With this year marking a major anniversary, I have read article after article about the shooting and its effect on our society. Articles claim “it was the beginning of division in America” (it wasn't; they forgot about that whole Civil War thing); “it defined a generation” (the generation was defined well prior to 1970); and “it changed the American people's opinion of the Vietnam War” (the people's opinion had already changed by May 1970).

I have read articles and listened to Neil Young's song over and over. What I have not heard are the names of the four students who died at Kent State. They were used as political martyrs, but it is easy to forget they were college kids, real people who were never allowed to grow old.

The four Crosby, Stills, Nash and Young made a hit record over are:

Jeff Miller: Jeff was an antiwar protester. There is video and photographs of Jeff throwing a tear gas canister back at National Guard members and angrily flipping his middle finger at the Guardsmen. The photo of a 14-year-old young lady crying out over Jeff's lifeless body is the most famous photo of the day. If you're old enough, you remember it.

Jeff didn't deserve to die.
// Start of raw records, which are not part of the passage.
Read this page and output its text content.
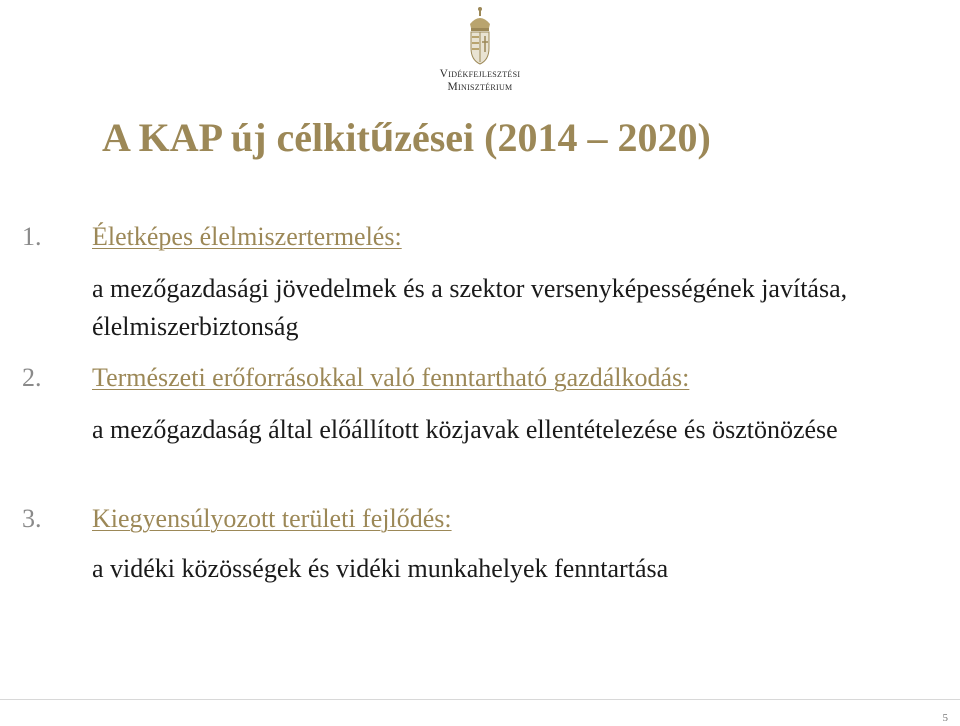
Vidékfejlesztési
Minisztérium
A KAP új célkitűzései (2014 – 2020)
1. Életképes élelmiszertermelés:
a mezőgazdasági jövedelmek és a szektor versenyképességének javítása, élelmiszerbiztonság
2. Természeti erőforrásokkal való fenntartható gazdálkodás:
a mezőgazdaság által előállított közjavak ellentételezése és ösztönözése
3. Kiegyensúlyozott területi fejlődés:
a vidéki közösségek és vidéki munkahelyek fenntartása
5
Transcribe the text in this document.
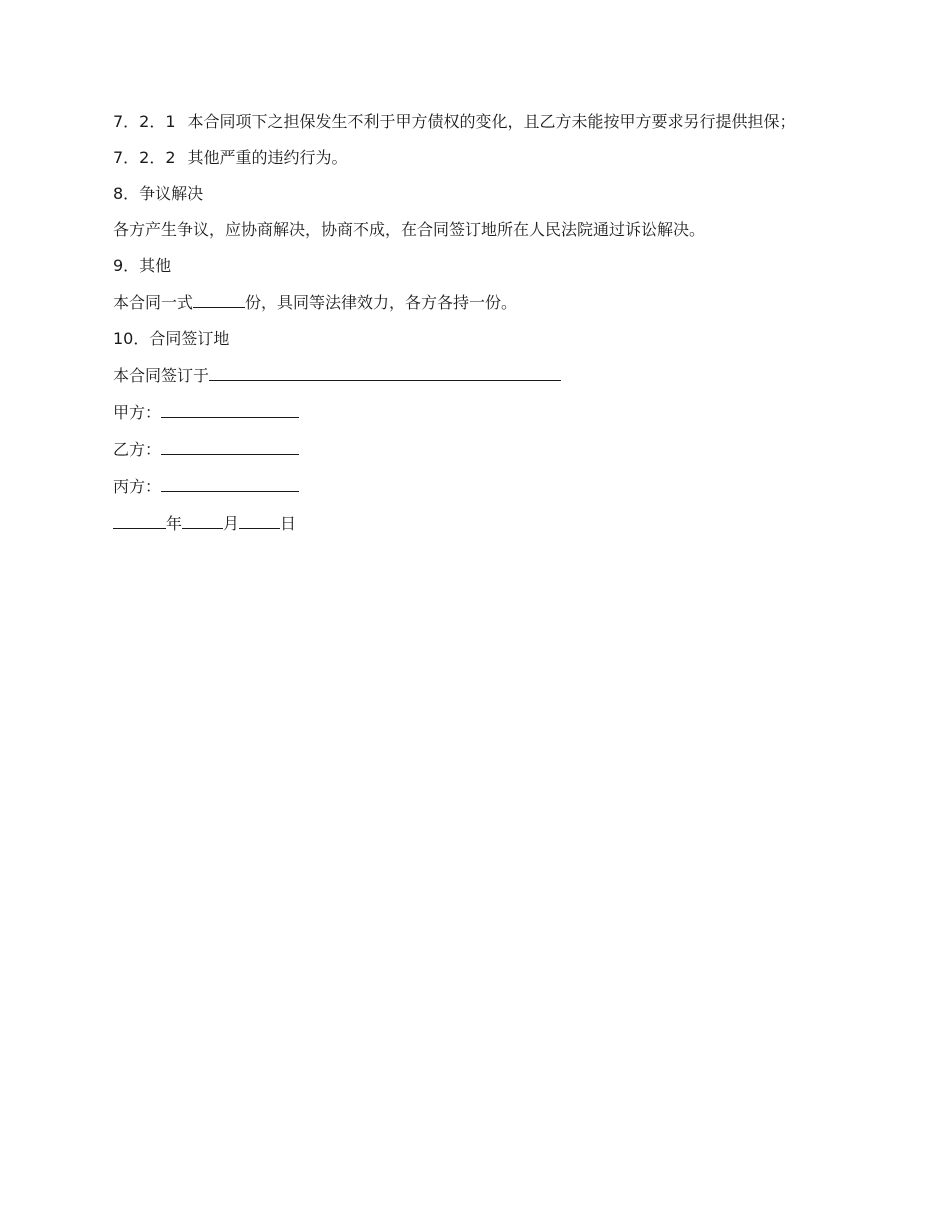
7．2．1 本合同项下之担保发生不利于甲方债权的变化，且乙方未能按甲方要求另行提供担保；

7．2．2 其他严重的违约行为。

8．争议解决

各方产生争议，应协商解决，协商不成，在合同签订地所在人民法院通过诉讼解决。

9．其他

本合同一式	份，具同等法律效力，各方各持一份。

10．合同签订地

本合同签订于

甲方：

乙方：

丙方：

年	月	日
He was unarmed, no threat to the Guard -- and if flipping off authority were a shooting offense, I would have been shot years ago.

Allison Krause: Allison was a 19-year old honor student protesting the bombing of Cambodia. She was more than 100 yards from the Guardsmen who shot her. Allison took cover behind a car. The full metal jacket 30 caliber bullet that killed her went through the car, through her arm and into her chest. She died later that day.

Sandra Scheuer: Sandra was a 20-year old speech therapy student who was walking across campus with a classmate. She was not involved in the protests and had been attempting to avoid them, but the campus had not closed and she still had class. She was about 130 yards from the Guardsmen. A single 30 caliber round, likely a ricochet, hit her in the neck, severed her jugular vein and she died within minutes.

William Schroeder: William was a 19-year old psychology major on an ROTC scholarship. Ironically, the Guard was called to the campus after protesters set ablaze the ROTC classroom building not far from the shooting site. Schroeder, an Eagle Scout, applied for an ROTC scholarship at 17. In addition, he earned the Association of the United States Army award for excellence in history. Schroeder was no protester, just walking across campus between class. His parents, no doubt proud of his achievements, sent him to school to gain an education and he died.

While the political opinions of Jeff and Allison were clearly antiwar, we don't really know about Sandra and William. Regardless, we don't kill people over ideas. That is the very reason we were fighting communism in Vietnam, because we don't kill people over their ideas and we believe others shouldn't, either.

We should remember May 4, 1970, not because of its effect on our country's history, but because four real people died. Jeff, Allison, Sandra and William had parents, grandparents, and siblings. They likely each had a different outlook on the war. Regardless of politics, they were young adults who, as one article artfully says, “will remain young forever.”

The other thing we must remember: We're Americans, we protest, it's how we began, it's who we are. Let's not do Kent State again. 

Jon J. Olinger is a Fort Wayne attorney and former member of the Fort Wayne Community Schools board.